Ahead of Alan Greenspan's testimony on Capitol Hill today, here's a Cassandrian update on possibly portentous economic news. On February 16 Greenspan pronounced himself puzzled that even as the Fed inches up short-term interest rates, the market insists on pushing long-term bond rates *down*. What the hell does this mean? Well, it could be a sign that investors are worried about the future of American finances. Bonds are usually considered a safe investment--they don't pay off spectacularly well, but they pay consistently. That long-term rates are *low* indicates that there is a high demand for these bonds--they sell well even at low interest rates.
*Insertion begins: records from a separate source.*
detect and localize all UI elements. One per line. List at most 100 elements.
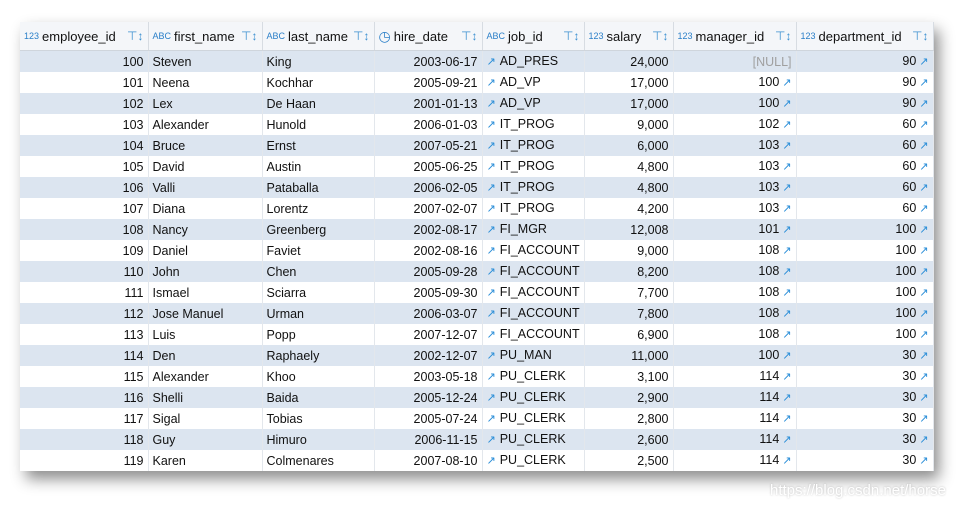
cell-department_id[interactable]: 30 ↗	[796, 387, 934, 408]
open-reference-icon[interactable]: ↗	[782, 161, 792, 173]
cell-job_id[interactable]: ↗ FI_ACCOUNT	[482, 240, 585, 261]
table-row[interactable]: 108 Nancy Greenberg 2002-08-17 ↗ FI_MGR 12,008…	[20, 219, 934, 240]
open-reference-icon[interactable]: ↗	[486, 182, 496, 194]
cell-employee_id[interactable]: 109	[20, 240, 149, 261]
cell-salary[interactable]: 12,008	[584, 219, 674, 240]
open-reference-icon[interactable]: ↗	[919, 413, 929, 425]
cell-job_id[interactable]: ↗ IT_PROG	[482, 198, 585, 219]
cell-employee_id[interactable]: 117	[20, 408, 149, 429]
cell-hire_date[interactable]: 2007-02-07	[374, 198, 483, 219]
table-row[interactable]: 110 John Chen 2005-09-28 ↗ FI_ACCOUNT 8,200 108…	[20, 261, 934, 282]
open-reference-icon[interactable]: ↗	[486, 245, 496, 257]
cell-first_name[interactable]: Steven	[148, 50, 263, 72]
cell-manager_id[interactable]: 103 ↗	[673, 135, 797, 156]
cell-department_id[interactable]: 30 ↗	[796, 429, 934, 450]
cell-last_name[interactable]: Chen	[262, 261, 375, 282]
cell-hire_date[interactable]: 2003-05-18	[374, 366, 483, 387]
open-reference-icon[interactable]: ↗	[782, 350, 792, 362]
cell-hire_date[interactable]: 2005-06-25	[374, 156, 483, 177]
cell-first_name[interactable]: Ismael	[148, 282, 263, 303]
open-reference-icon[interactable]: ↗	[486, 413, 496, 425]
cell-salary[interactable]: 4,200	[584, 198, 674, 219]
table-row[interactable]: 103 Alexander Hunold 2006-01-03 ↗ IT_PROG 9,00…	[20, 114, 934, 135]
open-reference-icon[interactable]: ↗	[919, 77, 929, 89]
open-reference-icon[interactable]: ↗	[782, 455, 792, 467]
open-reference-icon[interactable]: ↗	[919, 434, 929, 446]
cell-first_name[interactable]: Alexander	[148, 366, 263, 387]
open-reference-icon[interactable]: ↗	[919, 140, 929, 152]
cell-department_id[interactable]: 100 ↗	[796, 282, 934, 303]
cell-salary[interactable]: 6,900	[584, 324, 674, 345]
cell-department_id[interactable]: 30 ↗	[796, 450, 934, 471]
cell-salary[interactable]: 2,500	[584, 450, 674, 471]
cell-job_id[interactable]: ↗ PU_CLERK	[482, 450, 585, 471]
filter-sort-icon[interactable]: ⊤↕	[353, 29, 370, 43]
open-reference-icon[interactable]: ↗	[486, 392, 496, 404]
cell-employee_id[interactable]: 113	[20, 324, 149, 345]
open-reference-icon[interactable]: ↗	[919, 182, 929, 194]
cell-department_id[interactable]: 100 ↗	[796, 261, 934, 282]
cell-last_name[interactable]: Baida	[262, 387, 375, 408]
cell-salary[interactable]: 2,800	[584, 408, 674, 429]
cell-department_id[interactable]: 30 ↗	[796, 408, 934, 429]
cell-hire_date[interactable]: 2007-05-21	[374, 135, 483, 156]
cell-job_id[interactable]: ↗ FI_MGR	[482, 219, 585, 240]
open-reference-icon[interactable]: ↗	[782, 224, 792, 236]
table-row[interactable]: 102 Lex De Haan 2001-01-13 ↗ AD_VP 17,000 100 ↗ 9…	[20, 93, 934, 114]
table-row[interactable]: 115 Alexander Khoo 2003-05-18 ↗ PU_CLERK 3,100…	[20, 366, 934, 387]
cell-manager_id[interactable]: 101 ↗	[673, 219, 797, 240]
open-reference-icon[interactable]: ↗	[919, 224, 929, 236]
open-reference-icon[interactable]: ↗	[782, 77, 792, 89]
cell-manager_id[interactable]: 100 ↗	[673, 72, 797, 93]
open-reference-icon[interactable]: ↗	[782, 266, 792, 278]
cell-department_id[interactable]: 100 ↗	[796, 240, 934, 261]
cell-salary[interactable]: 17,000	[584, 93, 674, 114]
cell-employee_id[interactable]: 119	[20, 450, 149, 471]
cell-salary[interactable]: 9,000	[584, 114, 674, 135]
cell-job_id[interactable]: ↗ FI_ACCOUNT	[482, 324, 585, 345]
cell-first_name[interactable]: Diana	[148, 198, 263, 219]
cell-last_name[interactable]: Pataballa	[262, 177, 375, 198]
open-reference-icon[interactable]: ↗	[486, 140, 496, 152]
cell-hire_date[interactable]: 2001-01-13	[374, 93, 483, 114]
open-reference-icon[interactable]: ↗	[919, 203, 929, 215]
filter-sort-icon[interactable]: ⊤↕	[912, 29, 929, 43]
cell-last_name[interactable]: Kochhar	[262, 72, 375, 93]
cell-last_name[interactable]: Raphaely	[262, 345, 375, 366]
open-reference-icon[interactable]: ↗	[782, 392, 792, 404]
cell-first_name[interactable]: Jose Manuel	[148, 303, 263, 324]
cell-manager_id[interactable]: 108 ↗	[673, 303, 797, 324]
cell-manager_id[interactable]: 100 ↗	[673, 93, 797, 114]
cell-first_name[interactable]: Valli	[148, 177, 263, 198]
cell-first_name[interactable]: Daniel	[148, 240, 263, 261]
cell-salary[interactable]: 24,000	[584, 50, 674, 72]
cell-manager_id[interactable]: 108 ↗	[673, 240, 797, 261]
open-reference-icon[interactable]: ↗	[919, 392, 929, 404]
cell-hire_date[interactable]: 2002-08-17	[374, 219, 483, 240]
open-reference-icon[interactable]: ↗	[782, 308, 792, 320]
cell-salary[interactable]: 11,000	[584, 345, 674, 366]
filter-sort-icon[interactable]: ⊤↕	[652, 29, 669, 43]
cell-last_name[interactable]: Austin	[262, 156, 375, 177]
cell-manager_id[interactable]: 114 ↗	[673, 408, 797, 429]
open-reference-icon[interactable]: ↗	[782, 371, 792, 383]
filter-sort-icon[interactable]: ⊤↕	[775, 29, 792, 43]
cell-employee_id[interactable]: 110	[20, 261, 149, 282]
table-row[interactable]: 107 Diana Lorentz 2007-02-07 ↗ IT_PROG 4,200 10…	[20, 198, 934, 219]
open-reference-icon[interactable]: ↗	[486, 98, 496, 110]
cell-job_id[interactable]: ↗ PU_CLERK	[482, 429, 585, 450]
cell-manager_id[interactable]: 100 ↗	[673, 345, 797, 366]
cell-last_name[interactable]: Tobias	[262, 408, 375, 429]
cell-department_id[interactable]: 30 ↗	[796, 366, 934, 387]
cell-first_name[interactable]: David	[148, 156, 263, 177]
table-row[interactable]: 116 Shelli Baida 2005-12-24 ↗ PU_CLERK 2,900 11…	[20, 387, 934, 408]
open-reference-icon[interactable]: ↗	[919, 98, 929, 110]
cell-hire_date[interactable]: 2006-03-07	[374, 303, 483, 324]
open-reference-icon[interactable]: ↗	[919, 56, 929, 68]
cell-last_name[interactable]: Popp	[262, 324, 375, 345]
cell-manager_id[interactable]: 114 ↗	[673, 387, 797, 408]
cell-salary[interactable]: 2,900	[584, 387, 674, 408]
cell-last_name[interactable]: Ernst	[262, 135, 375, 156]
open-reference-icon[interactable]: ↗	[919, 119, 929, 131]
open-reference-icon[interactable]: ↗	[486, 224, 496, 236]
Hence investors may be looking to sock away money in safe place as a US--perhaps world-wide--economic decline seems more likely.
One of the reasons for pessimism is the slide of the US dollar against most other currencies. Foreign central banks, particulary those of Asia, help prop up the value of the dollar by buying up large numbers of them for their reserves. But as the dollar continues to slide, these banks effectively lose money they could have kept if they had held their reserves in other currencies. Recently the South Korean central bank announced that it was going to start to diversify its currency holdings by not purchasing more dollars. This led to fears in currency markets of a more general sell-off of dollars by Asian central banks, which would send the dollar's value through the floor. Nothing of this sort happened, but it is enough of a concern for the world economy that Asian central banks are setting up a 'discussion group' to talk about ways to stabilize the value of the dollar. The Australian Finance Minister said recently that he was worried about the increasing risk of a US financial meltdown, though the Australian PM discounted such fears as 'alarmist.'
So why would a collapse of the US dollar be a big deal? It could, for one thing, make US goods cheaper abroad and help reduce the trade deficit. Not such a bad thing, eh? But if the dollar tanks, suddenly investments in US, whether in new factories or in securities, are far less attractive. Running huge budget and trade deficts, the US depends on foreign investment to buy it's IOUs. If US investments were not very attractive because of sinking dollar, they could only attract capital by raising interest rates. That would hurt consumer credit spending and the real estate market, two sectors underpinning the US's current economic growth. So a falling dollar could send the US, and probably much of the rest of the world, into recession. Even if the Bush administration seems not to think that chain of events is likely, other governments seem to think it's a possibility worth planning for.